OTTAWA – ELECTION 2015 – Jason Kenney has outlined an $8 billion hole in the NDP’s reckless spending plans. He called on Thomas Mulcair to come clean with Canadians on how he plans to pay for the billions upon billions of new spending promises.
New NDP spending promises total $13.8 billion in the first year, growing to $34.5 billion when fully implemented. This total does not even include 125 promises not yet costed. But even the NDP’s job killing tax hike on business and taking away benefits for families does not even come close to covering the cost of these new promises, leaving Canadian taxpayers on the hook for $8 billion.
This means the NDP will impose massive tax hikes on Canadian families – on top of the tax hikes the NDP has already promised.
“Canadians can’t afford the NDP,” Kenney said. “We are only a third of the way through this campaign and already their reckless spending would mean massive tax hikes. The NDP have said they would raise taxes on our job-creators, cancel income splitting for Canadian families as well as the recent TFSA increases, but this still leaves them with the need for at least $8 billion in additional taxes in year one alone – the year they claim they will also balance the budget.”
Since becoming leader, Mulcair and his NDP team have promised impractical increases in EI spending, a massive government-run daycare scheme that would benefit only a small percentage of Canadian families, questionable investments in green energy, a massive social housing plan, and a $9 billion dollar increase in spending for foreign aid.
This is a clear contrast with the approach of Prime Minister Stephen Harper who has cut taxes for Canadian families while keeping our economy strong.
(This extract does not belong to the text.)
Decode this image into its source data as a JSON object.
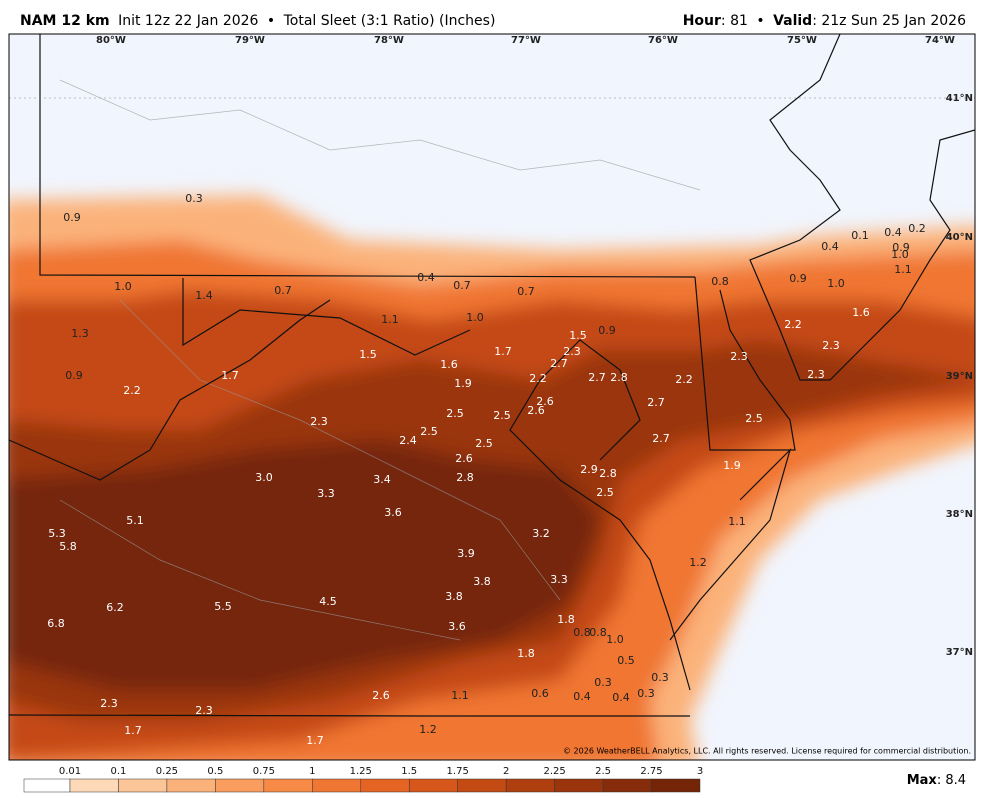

Conservatives have lowered the tax burden for the average Canadian family by $6,600, all while preserving programs Canadians count on and balancing the budget.
“Tax increases to pay for the NDP’s reckless promises would wreck our economy,” Kenney said. “Canadians already know that the NDP cannot control spending, and their promises just prove that.”
“In this election every Canadian voter needs to ask the simple question,” Kenney concluded, “Which leader has the proven experience to keep our economy strong?”